While jumping up on cue to cheer during the speech and delivering rave reviews afterward in the Capitol's Statuary Hall, conservative members of Congress were deeply disappointed by George W. Bush Tuesday night. It was not merely that the president abandoned past domestic goals. He appeared to be moving toward bigger government.

The consensus on the Right was that President Bush's fifth State of the Union Address was his worst.

(snip)

With polls showing the president's approval rating persistently anemic (as low as 39 percent), the speech aimed at a kinder, gentler Bush. But beyond atmospherics, the policy initiatives staked out new directions in the sixth year of his presidency that raised questions. Is this the real George W. Bush? Is he really his true father's son and not Ronald Reagan's?

(snip)

The president proposed that the government preside over a wide array of non-petroleum energy options. That has all the characteristics of an ''industrial policy,'' with the federal government picking winners and losers. While violating the Republican Party's free market philosophy, this is a course with a lengthy pedigree of failure all over the world.

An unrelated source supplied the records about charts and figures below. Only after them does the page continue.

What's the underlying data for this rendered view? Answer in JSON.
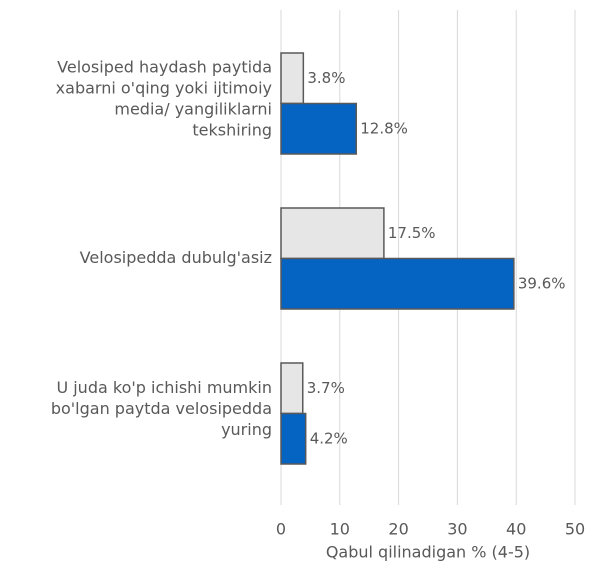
{
  "chart_data": {
    "type": "bar",
    "orientation": "horizontal",
    "categories": [
      [
        "Velosiped haydash paytida",
        "xabarni o'qing yoki ijtimoiy",
        "media/ yangiliklarni",
        "tekshiring"
      ],
      [
        "Velosipedda dubulg'asiz"
      ],
      [
        "U juda ko'p ichishi mumkin",
        "bo'lgan paytda velosipedda",
        "yuring"
      ]
    ],
    "series": [
      {
        "color": "#e6e6e6",
        "values": [
          3.8,
          17.5,
          3.7
        ],
        "value_labels": [
          "3.8%",
          "17.5%",
          "3.7%"
        ]
      },
      {
        "color": "#0563c1",
        "values": [
          12.8,
          39.6,
          4.2
        ],
        "value_labels": [
          "12.8%",
          "39.6%",
          "4.2%"
        ]
      }
    ],
    "xlabel": "Qabul qilinadigan % (4-5)",
    "xlim": [
      0,
      50
    ],
    "xticks": [
      0,
      10,
      20,
      30,
      40,
      50
    ],
    "grid": true
  }
}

The same State of the Union address that neglected the Republican goal of reforming the tax system called for an American Competitiveness Initiative that also promises an extension of growing, intrusive government. That would expand still more the federal role in education. Instead of shrinking the federal government, Bush wants to grow it.

From the left, PZ Myers explains what the president meant by "human/animal hybrids" while Michael Berube defends the rights of mermaids.

Meanwhile, DCMedia Girl reminds us that Bush's SOTU's are more memorable than Clinton's.